Defer implementation of new criminal laws, build consensus: Ex-bureaucrats
New Delhi, NT Bureau: A group of 109 civil servants on Friday urged the Union government to defer the implementation of the three new criminal laws and ensure that they are reviewed at an all-party meeting.
On June 16, Arjun Ram Meghwal, the minister of state (independent charge) law and justice, said the three new laws – Bharatiya Nyaya Sanhita, the Bharatiya Nagarik Suraksha Sanhita and the Bharatiya Sakshya Adhiniyam – are scheduled to come into force on July 1, reported The Scroll.

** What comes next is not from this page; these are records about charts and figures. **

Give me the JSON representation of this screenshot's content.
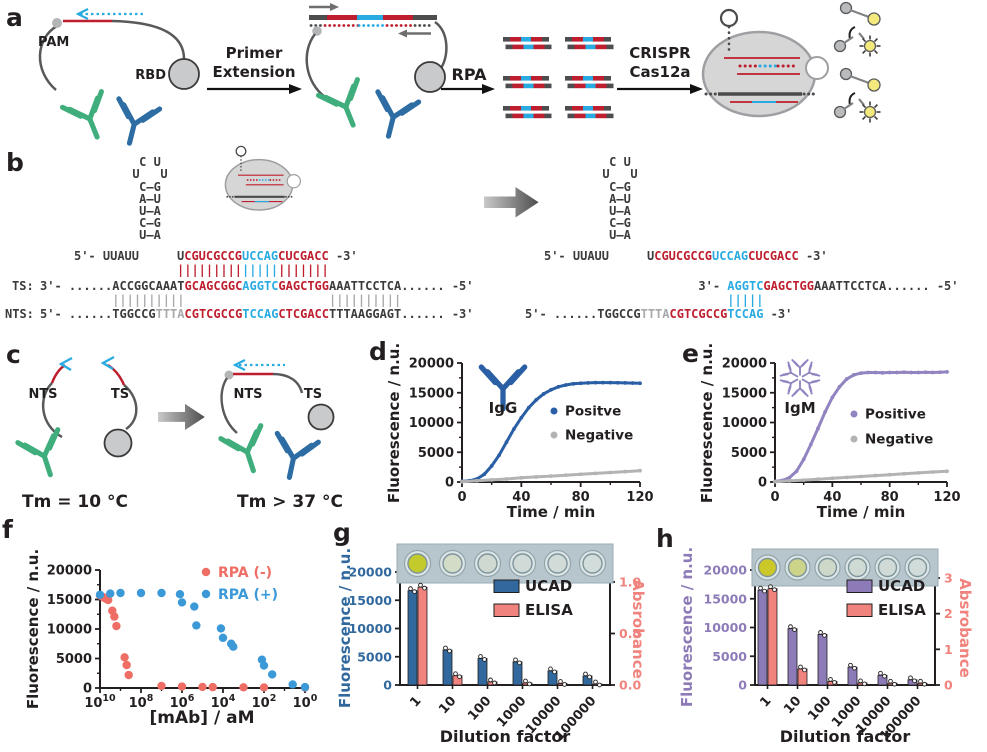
{
  "colors": {
    "seq": {
      "dark": "#3b3b3c",
      "red": "#be1e2d",
      "blue": "#29abe2",
      "gray": "#a7a9ac"
    },
    "green_ab": "#3fae7c",
    "blue_ab": "#2e6da4",
    "strand_gray": "#58595b",
    "igg_blue": "#2a5fa5",
    "igm_purple": "#9184c0",
    "neg_gray": "#b1b3b5",
    "rpa_neg": "#ee6d64",
    "rpa_pos": "#3b99d8",
    "ucad_blue": "#31689d",
    "ucad_purple": "#8d7bb8",
    "elisa_pink": "#f0837d",
    "axis": "#231f20",
    "reporter_yellow": "#f3e97c",
    "reporter_gray": "#b9bbbd"
  },
  "panel_labels": {
    "a": "a",
    "b": "b",
    "c": "c",
    "d": "d",
    "e": "e",
    "f": "f",
    "g": "g",
    "h": "h"
  },
  "a": {
    "pam": "PAM",
    "rbd": "RBD",
    "step1_line1": "Primer",
    "step1_line2": "Extension",
    "step2": "RPA",
    "step3_line1": "CRISPR",
    "step3_line2": "Cas12a"
  },
  "b": {
    "hairpin": {
      "loop_top": "C U",
      "loop_left": "U",
      "loop_right": "U",
      "pairs": [
        "C—G",
        "A—U",
        "U—A",
        "C—G",
        "U—A"
      ]
    },
    "crRNA_prefix": "5'- UUAUU",
    "crRNA": [
      {
        "t": "U",
        "c": "dark"
      },
      {
        "t": "CGUCGCCG",
        "c": "red"
      },
      {
        "t": "UCCAG",
        "c": "blue"
      },
      {
        "t": "CUCGACC",
        "c": "red"
      },
      {
        "t": " -3'",
        "c": "dark"
      }
    ],
    "pair_crRNA": [
      {
        "t": "|||||||||",
        "c": "red"
      },
      {
        "t": "|||||",
        "c": "blue"
      },
      {
        "t": "|||||||",
        "c": "red"
      }
    ],
    "ts_label": "TS:",
    "nts_label": "NTS:",
    "left_ts": [
      {
        "t": "3'- ......ACCGGCAAAT",
        "c": "dark"
      },
      {
        "t": "GCAGCGGC",
        "c": "red"
      },
      {
        "t": "AGGTC",
        "c": "blue"
      },
      {
        "t": "GAGCTGG",
        "c": "red"
      },
      {
        "t": "AAATTCCTCA...... -5'",
        "c": "dark"
      }
    ],
    "pair_flank": "||||||||||",
    "left_nts": [
      {
        "t": "5'- ......TGGCCG",
        "c": "dark"
      },
      {
        "t": "TTTA",
        "c": "gray"
      },
      {
        "t": "CGTCGCCG",
        "c": "red"
      },
      {
        "t": "TCCAG",
        "c": "blue"
      },
      {
        "t": "CTCGACC",
        "c": "red"
      },
      {
        "t": "TTTAAGGAGT...... -3'",
        "c": "dark"
      }
    ],
    "right_ts": [
      {
        "t": "3'- ",
        "c": "dark"
      },
      {
        "t": "AGGTC",
        "c": "blue"
      },
      {
        "t": "GAGCTGG",
        "c": "red"
      },
      {
        "t": "AAATTCCTCA...... -5'",
        "c": "dark"
      }
    ],
    "pair_seed": "|||||",
    "right_nts": [
      {
        "t": "5'- ......TGGCCG",
        "c": "dark"
      },
      {
        "t": "TTTA",
        "c": "gray"
      },
      {
        "t": "CGTCGCCG",
        "c": "red"
      },
      {
        "t": "TCCAG",
        "c": "blue"
      },
      {
        "t": " -3'",
        "c": "dark"
      }
    ]
  },
  "c": {
    "nts": "NTS",
    "ts": "TS",
    "tm_low": "Tm = 10 °C",
    "tm_high": "Tm > 37 °C"
  },
  "chart_data": [
    {
      "panel": "d",
      "type": "line",
      "xlabel": "Time / min",
      "ylabel": "Fluorescence / n.u.",
      "annotation": "IgG",
      "xlim": [
        0,
        120
      ],
      "ylim": [
        0,
        20000
      ],
      "xticks": [
        0,
        40,
        80,
        120
      ],
      "xminor": [
        20,
        60,
        100
      ],
      "yticks": [
        0,
        5000,
        10000,
        15000,
        20000
      ],
      "yminor": [
        2500,
        7500,
        12500,
        17500
      ],
      "legend_position": "right-middle",
      "series": [
        {
          "name": "Positve",
          "color_key": "igg_blue",
          "draw_line": true,
          "points": [
            [
              0,
              100
            ],
            [
              5,
              200
            ],
            [
              10,
              500
            ],
            [
              15,
              1300
            ],
            [
              20,
              2700
            ],
            [
              25,
              4500
            ],
            [
              30,
              6700
            ],
            [
              35,
              8900
            ],
            [
              40,
              10800
            ],
            [
              45,
              12500
            ],
            [
              50,
              13800
            ],
            [
              55,
              14800
            ],
            [
              60,
              15500
            ],
            [
              65,
              16000
            ],
            [
              70,
              16300
            ],
            [
              75,
              16500
            ],
            [
              80,
              16600
            ],
            [
              85,
              16650
            ],
            [
              90,
              16700
            ],
            [
              95,
              16700
            ],
            [
              100,
              16700
            ],
            [
              105,
              16680
            ],
            [
              110,
              16650
            ],
            [
              115,
              16630
            ],
            [
              120,
              16600
            ]
          ]
        },
        {
          "name": "Negative",
          "color_key": "neg_gray",
          "draw_line": true,
          "points": [
            [
              0,
              50
            ],
            [
              10,
              200
            ],
            [
              20,
              350
            ],
            [
              30,
              500
            ],
            [
              40,
              700
            ],
            [
              50,
              850
            ],
            [
              60,
              1000
            ],
            [
              70,
              1150
            ],
            [
              80,
              1300
            ],
            [
              90,
              1450
            ],
            [
              100,
              1600
            ],
            [
              110,
              1750
            ],
            [
              120,
              1900
            ]
          ]
        }
      ]
    },
    {
      "panel": "e",
      "type": "line",
      "xlabel": "Time / min",
      "ylabel": "Fluorescence / n.u.",
      "annotation": "IgM",
      "xlim": [
        0,
        120
      ],
      "ylim": [
        0,
        20000
      ],
      "xticks": [
        0,
        40,
        80,
        120
      ],
      "xminor": [
        20,
        60,
        100
      ],
      "yticks": [
        0,
        5000,
        10000,
        15000,
        20000
      ],
      "yminor": [
        2500,
        7500,
        12500,
        17500
      ],
      "legend_position": "right-middle",
      "series": [
        {
          "name": "Positive",
          "color_key": "igm_purple",
          "draw_line": true,
          "points": [
            [
              0,
              100
            ],
            [
              5,
              250
            ],
            [
              10,
              700
            ],
            [
              15,
              1800
            ],
            [
              20,
              3800
            ],
            [
              25,
              6300
            ],
            [
              30,
              9000
            ],
            [
              35,
              11800
            ],
            [
              40,
              14200
            ],
            [
              45,
              16000
            ],
            [
              50,
              17300
            ],
            [
              55,
              18000
            ],
            [
              60,
              18300
            ],
            [
              65,
              18400
            ],
            [
              70,
              18400
            ],
            [
              75,
              18350
            ],
            [
              80,
              18400
            ],
            [
              85,
              18400
            ],
            [
              90,
              18450
            ],
            [
              95,
              18400
            ],
            [
              100,
              18400
            ],
            [
              105,
              18450
            ],
            [
              110,
              18400
            ],
            [
              115,
              18450
            ],
            [
              120,
              18500
            ]
          ]
        },
        {
          "name": "Negative",
          "color_key": "neg_gray",
          "draw_line": true,
          "points": [
            [
              0,
              50
            ],
            [
              10,
              180
            ],
            [
              20,
              320
            ],
            [
              30,
              470
            ],
            [
              40,
              620
            ],
            [
              50,
              780
            ],
            [
              60,
              930
            ],
            [
              70,
              1080
            ],
            [
              80,
              1230
            ],
            [
              90,
              1380
            ],
            [
              100,
              1530
            ],
            [
              110,
              1680
            ],
            [
              120,
              1800
            ]
          ]
        }
      ]
    },
    {
      "panel": "f",
      "type": "scatter_log_reversed_x",
      "xlabel": "[mAb] / aM",
      "ylabel": "Fluorescence / n.u.",
      "x_exponent_ticks": [
        10,
        8,
        6,
        4,
        2,
        0
      ],
      "x_exponent_minor": [
        9,
        7,
        5,
        3,
        1
      ],
      "x_exp_max": 10,
      "x_exp_min": 0,
      "ylim": [
        0,
        20000
      ],
      "yticks": [
        0,
        5000,
        10000,
        15000,
        20000
      ],
      "yminor": [
        2500,
        7500,
        12500,
        17500
      ],
      "legend_text_colored": true,
      "series": [
        {
          "name": "RPA (-)",
          "color_key": "rpa_neg",
          "r": 4.2,
          "points_log": [
            [
              10,
              15700
            ],
            [
              9.9,
              15500
            ],
            [
              9.8,
              15300
            ],
            [
              9.7,
              15100
            ],
            [
              9.6,
              14900
            ],
            [
              9.4,
              13100
            ],
            [
              9.3,
              12100
            ],
            [
              9.2,
              10500
            ],
            [
              8.8,
              5200
            ],
            [
              8.7,
              3900
            ],
            [
              8.6,
              2200
            ],
            [
              7,
              350
            ],
            [
              6,
              250
            ],
            [
              5,
              180
            ],
            [
              4.5,
              150
            ],
            [
              3,
              120
            ],
            [
              2,
              100
            ],
            [
              0,
              80
            ]
          ]
        },
        {
          "name": "RPA (+)",
          "color_key": "rpa_pos",
          "r": 4.2,
          "points_log": [
            [
              10,
              15800
            ],
            [
              9.5,
              16000
            ],
            [
              9,
              16100
            ],
            [
              8,
              16100
            ],
            [
              7,
              16100
            ],
            [
              6.1,
              15900
            ],
            [
              6,
              14500
            ],
            [
              5.4,
              13800
            ],
            [
              5.3,
              10600
            ],
            [
              4.1,
              10100
            ],
            [
              4,
              8500
            ],
            [
              3.6,
              7500
            ],
            [
              3.5,
              7000
            ],
            [
              2.1,
              4800
            ],
            [
              2,
              3800
            ],
            [
              1.6,
              2300
            ],
            [
              0.6,
              600
            ],
            [
              0,
              150
            ]
          ]
        }
      ]
    },
    {
      "panel": "g",
      "type": "dual_bar",
      "xlabel": "Dilution factor",
      "ylabel_left": "Fluorescence / n.u.",
      "ylabel_right": "Absrobance",
      "left_color_key": "ucad_blue",
      "right_color_key": "elisa_pink",
      "categories": [
        "1",
        "10",
        "100",
        "1000",
        "10000",
        "100000"
      ],
      "left_ylim": [
        0,
        20000
      ],
      "left_ticks": [
        "0",
        "5000",
        "10000",
        "15000",
        "20000"
      ],
      "right_ylim": [
        0,
        1.0
      ],
      "right_ticks": [
        "0.0",
        "0.5",
        "1.0"
      ],
      "series": [
        {
          "name": "UCAD",
          "axis": "left",
          "color_key": "ucad_blue",
          "values": [
            16700,
            6200,
            4700,
            4100,
            2500,
            1600
          ]
        },
        {
          "name": "ELISA",
          "axis": "right",
          "color_key": "elisa_pink",
          "values": [
            0.95,
            0.09,
            0.03,
            0.02,
            0.015,
            0.01
          ]
        }
      ],
      "wells_bg": "#b7c6cd",
      "wells": [
        "#c3ca2b",
        "#d2dcc6",
        "#cfd9d2",
        "#d0dad6",
        "#d1dbd8",
        "#d2dcda"
      ]
    },
    {
      "panel": "h",
      "type": "dual_bar",
      "xlabel": "Dilution factor",
      "ylabel_left": "Fluorescence / n.u.",
      "ylabel_right": "Absrobance",
      "left_color_key": "ucad_purple",
      "right_color_key": "elisa_pink",
      "categories": [
        "1",
        "10",
        "100",
        "1000",
        "10000",
        "100000"
      ],
      "left_ylim": [
        0,
        20000
      ],
      "left_ticks": [
        "0",
        "5000",
        "10000",
        "15000",
        "20000"
      ],
      "right_ylim": [
        0,
        3
      ],
      "right_ticks": [
        "0",
        "1",
        "2",
        "3"
      ],
      "series": [
        {
          "name": "UCAD",
          "axis": "left",
          "color_key": "ucad_purple",
          "values": [
            16500,
            9800,
            8800,
            3100,
            1700,
            900
          ]
        },
        {
          "name": "ELISA",
          "axis": "right",
          "color_key": "elisa_pink",
          "values": [
            2.7,
            0.45,
            0.1,
            0.06,
            0.05,
            0.05
          ]
        }
      ],
      "wells_bg": "#b7c6cd",
      "wells": [
        "#ccc829",
        "#ccd489",
        "#cdd8c9",
        "#cfdad4",
        "#d0dbd7",
        "#d1dcda"
      ]
    }
  ]
}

On Friday, the former civil servants, who are part of the Constitutional Conduct Group, said in an open letter that the three new laws “were rushed through parliamentary approval without having to face critical questioning,” reported The Scroll.
“As a result, a number of valid and important questions about the laws remain unanswered,” they wrote.
The former civil servants said that concerns about the laws fall into three broad categories, the first being the power given to the government to “immobilise the practice of democracy by over-broad criminalisation of legitimate, non-violent dissent”.
The second concern, they said, is the possibility of the laws being misused to “terrorise” civilians and public servants as the government would get “unguided, arbitrary and virtually unlimited power to selectively arrest, detain, prosecute and convict practically anyone they choose”.